Meet MeMe Roth, our Favorite Mad Mom of the Day. She’s not just mad, like angry (though she is that), she’s also, according to her, “mad, like crazy.” See, Mama Roth is on a crusade against junk food at her school, P.S. 9. Not cafeteria lunches, according to the Times, but other treats like “the cupcakes that come out for every birthday, the doughnuts her children were once given in gym, the sugary ‘Fun-Dip’ packets that some parent provided the whole class on Valentine’s Day.” She’s written a lot of angry letters about it, and even trained her kids to take such items, put them in a sealable Tupperware container called a “junk food collector,” and bring them home to mom — where the angry letter cycle begins again.
The Times seems to side a little bit with her fellow PTA members and parents who are annoyed by her tirades, which you can tell by their choice to display wide-angle-lens photos of Roth along with the article. But we were sort of on her side, in a rogue, hilariously outraged kind of way. If her kids were tough enough to stay away from junk food and endure the humiliations of having to store it until their mother could judge it, then why not?
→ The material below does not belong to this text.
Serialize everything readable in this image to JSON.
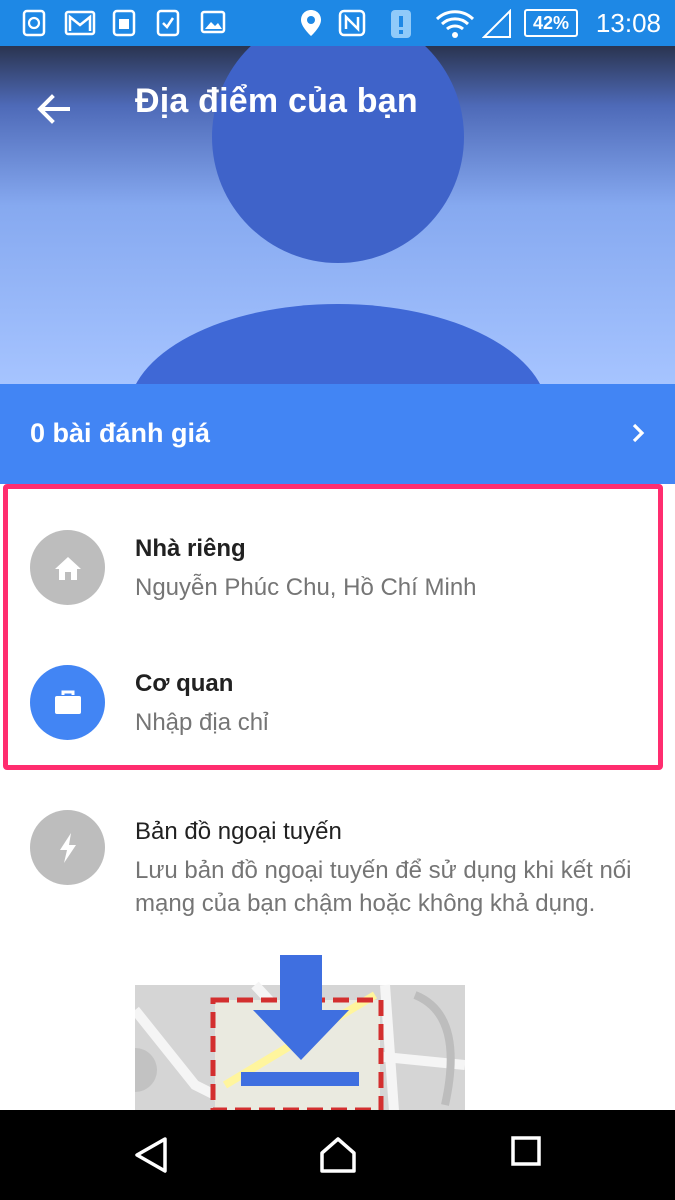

It’s not like she’s the first mom to ever curse in a PTA meeting (though she might be the first to have thrown candy out of anger, not joy). But then we read this:
Her extreme methods have earned her attention before: The police were called to a Y.M.C.A. in 2007 when she absconded with the sprinkles and syrups on a table where members were being served ice cream.
Aw, HELL no. You do not take sprinkles away from an ice-cream-sundae bar while people are waiting in line. That’s just downright un-American.
Update: As a commenter quite rightly points out, Jezebel’s been all over this lady for years. And she is not, in any way, someone on whose side we would like to appear — with or without the sprinkles.